Another Deadly Weekend in America

Every day in this country 80 people die from gunshot injuries. Another 200 people are shot, leaving injuries, both physical and psychological, that last for years.

Here is a sampling of just a few of the gun violence incidents from this past weekend:

  • On Friday, a police officer in Headland, Alabama was shot and killed while responding to a call about a man with a gun. Another officer was wounded and is still in critical condition. The suspect, a 53-year-old man who had recently stopped taking his medication for schizophrenia and bipolar disorder, was also shot and killed.
  • On Saturday, two Florida sheriff’s deputies were shot and killed during a shoot-out in the parking lot of the Shoal River Gun Club. The suspect, a 28-year-old U.S. Army Reserve solider has a history of domestic violence, was reportedly “severely disturbed” that Barack Obama had been elected president and believed the U.S. government was conspiring against him. The suspect was also shot and killed.
  • Semmes, Alabama police were called to a home and found four people shot. Three people were pronounced dead at the scene. The fourth, a 33-year-old-woman, was able to identify the man who attacked them. The suspect, a 37-year-old man with an extensive criminal history, was shot and killed by police after a high speed chase and shoot-out.
  • In Athens, Georgia, a 57-year-old University of Georgia professor walked into a community theater near campus and opened fire with two handguns, killing three people, including his wife, and injuring two more. The man, who left the couple’s two young children in the car during the shooting, is being sought by police.
  • Early Sunday morning, an ex-student of Hampton University followed a pizza delivery man into his former university dorm. Armed with three guns, he shot the delivery man and a dorm monitor before turning the gun on himself. Miraculously, all three survived.
  • Four people were shot in a home in Washington, D.C. Sunday afternoon. A 42-year-old woman was pronounced dead at the scene, the three wounded were hospitalized. Police are looking for a suspect who is believed to have known the victims.

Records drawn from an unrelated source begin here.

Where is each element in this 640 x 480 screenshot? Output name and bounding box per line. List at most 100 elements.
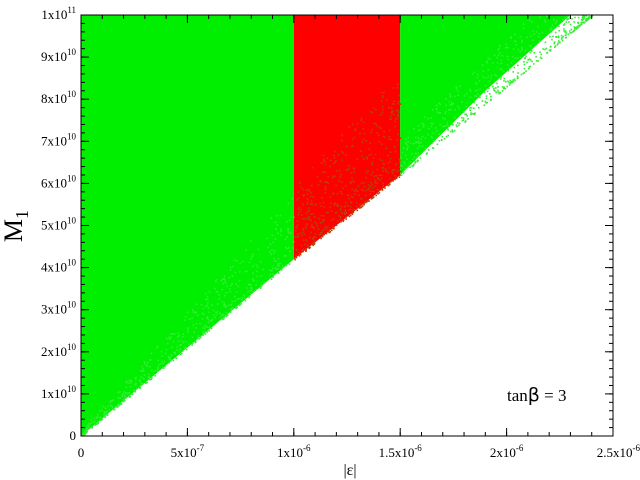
scatter-point — [399, 159, 401, 162]
scatter-point — [348, 197, 350, 200]
scatter-point — [305, 217, 308, 220]
scatter-point — [101, 418, 104, 421]
scatter-point — [226, 285, 228, 287]
scatter-point — [335, 170, 338, 172]
scatter-point — [443, 138, 446, 140]
scatter-point — [270, 217, 273, 219]
scatter-point — [381, 187, 383, 190]
scatter-point — [255, 284, 257, 286]
scatter-point — [240, 298, 243, 300]
scatter-point — [341, 159, 343, 162]
scatter-point — [430, 125, 433, 128]
scatter-point — [311, 224, 313, 227]
scatter-point — [389, 181, 392, 183]
scatter-point — [495, 87, 497, 89]
scatter-point — [101, 409, 103, 411]
scatter-point — [583, 15, 585, 18]
scatter-point — [259, 286, 262, 288]
scatter-point — [219, 312, 221, 314]
scatter-point — [393, 146, 396, 148]
scatter-point — [350, 201, 352, 203]
scatter-point — [367, 200, 370, 202]
scatter-point — [449, 93, 451, 96]
scatter-point — [360, 206, 363, 208]
y-axis-label-sub: 1 — [12, 210, 32, 219]
scatter-point — [356, 190, 358, 193]
scatter-point — [194, 341, 197, 344]
scatter-point — [238, 297, 240, 300]
scatter-point — [366, 200, 368, 203]
scatter-point — [333, 204, 335, 207]
scatter-point — [172, 340, 175, 343]
scatter-point — [497, 86, 499, 88]
scatter-point — [221, 300, 224, 303]
scatter-point — [501, 69, 503, 71]
scatter-point — [510, 36, 512, 38]
scatter-point — [120, 403, 122, 405]
scatter-point — [296, 199, 298, 201]
scatter-point — [345, 212, 348, 214]
scatter-point — [225, 311, 228, 314]
scatter-point — [318, 217, 320, 220]
scatter-point — [391, 103, 394, 105]
scatter-point — [208, 326, 211, 328]
scatter-point — [465, 105, 468, 108]
scatter-point — [359, 207, 362, 209]
scatter-point — [85, 432, 88, 434]
scatter-point — [486, 60, 488, 63]
scatter-point — [459, 85, 461, 88]
scatter-point — [222, 318, 225, 320]
scatter-point — [373, 122, 376, 125]
scatter-point — [470, 113, 472, 116]
scatter-point — [391, 171, 393, 173]
scatter-point — [321, 221, 324, 223]
scatter-point — [201, 318, 204, 320]
scatter-point — [331, 176, 334, 179]
scatter-point — [370, 131, 372, 134]
scatter-point — [385, 147, 387, 150]
scatter-point — [381, 95, 384, 97]
scatter-point — [372, 171, 374, 174]
scatter-point — [256, 266, 259, 268]
scatter-point — [353, 171, 355, 173]
scatter-point — [269, 269, 271, 271]
scatter-point — [446, 124, 448, 127]
scatter-point — [308, 215, 310, 218]
scatter-point — [122, 392, 124, 395]
scatter-point — [505, 80, 507, 83]
scatter-point — [134, 383, 137, 386]
scatter-point — [349, 205, 352, 208]
scatter-point — [241, 299, 243, 301]
scatter-point — [229, 269, 232, 271]
scatter-point — [361, 205, 364, 207]
scatter-point — [312, 242, 314, 244]
scatter-point — [579, 24, 581, 26]
scatter-point — [322, 229, 324, 232]
scatter-point — [161, 355, 164, 357]
scatter-point — [417, 124, 420, 127]
scatter-point — [397, 111, 400, 114]
scatter-point — [476, 89, 479, 92]
scatter-point — [360, 150, 362, 153]
scatter-point — [499, 52, 501, 54]
scatter-point — [530, 45, 532, 48]
scatter-point — [225, 315, 228, 318]
scatter-point — [345, 145, 348, 148]
scatter-point — [367, 184, 370, 186]
scatter-point — [430, 117, 432, 119]
scatter-point — [503, 80, 505, 82]
scatter-point — [123, 394, 126, 397]
scatter-point — [345, 169, 348, 171]
scatter-point — [519, 51, 522, 53]
scatter-point — [230, 266, 232, 269]
scatter-point — [302, 194, 304, 196]
annotation-tan-beta: tanβ = 3 — [507, 384, 567, 406]
scatter-point — [244, 299, 247, 302]
scatter-point — [288, 219, 291, 221]
scatter-point — [296, 233, 299, 236]
scatter-point — [532, 39, 534, 42]
scatter-point — [352, 180, 355, 182]
scatter-point — [533, 33, 536, 35]
scatter-point — [148, 377, 150, 380]
scatter-point — [525, 55, 527, 57]
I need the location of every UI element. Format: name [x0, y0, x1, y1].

This past weekend is just a continuation of what has already been a bloody month.

    And the list goes on……..

The question is – is it enough yet?

The gun extremists will tell you the problem is not easy access to guns, not too many guns, but rather too few armed “citizens.” They need to explain this to the families of the six police officers killed this month.

We are, as N.Y. Times columnist Bob Herbert so aptly put it, A Culture Soaked in Blood.

“Americans are as blasé as can be about this relentless slaughter that keeps the culture soaked in blood.

This blasé attitude, this willful refusal to acknowledge the scope of the horror, leaves the gun nuts free to press their crazy case for more and more guns in ever more hands. They’re committed to keeping the killing easy, and we should be committed for not stopping them.”

Leadership is defined by tackling difficult problems and creating solutions to address them. Clearly America’s gun violence epidemic is a serious challenge. What we need in response is bold leadership, and that can’t happen soon enough.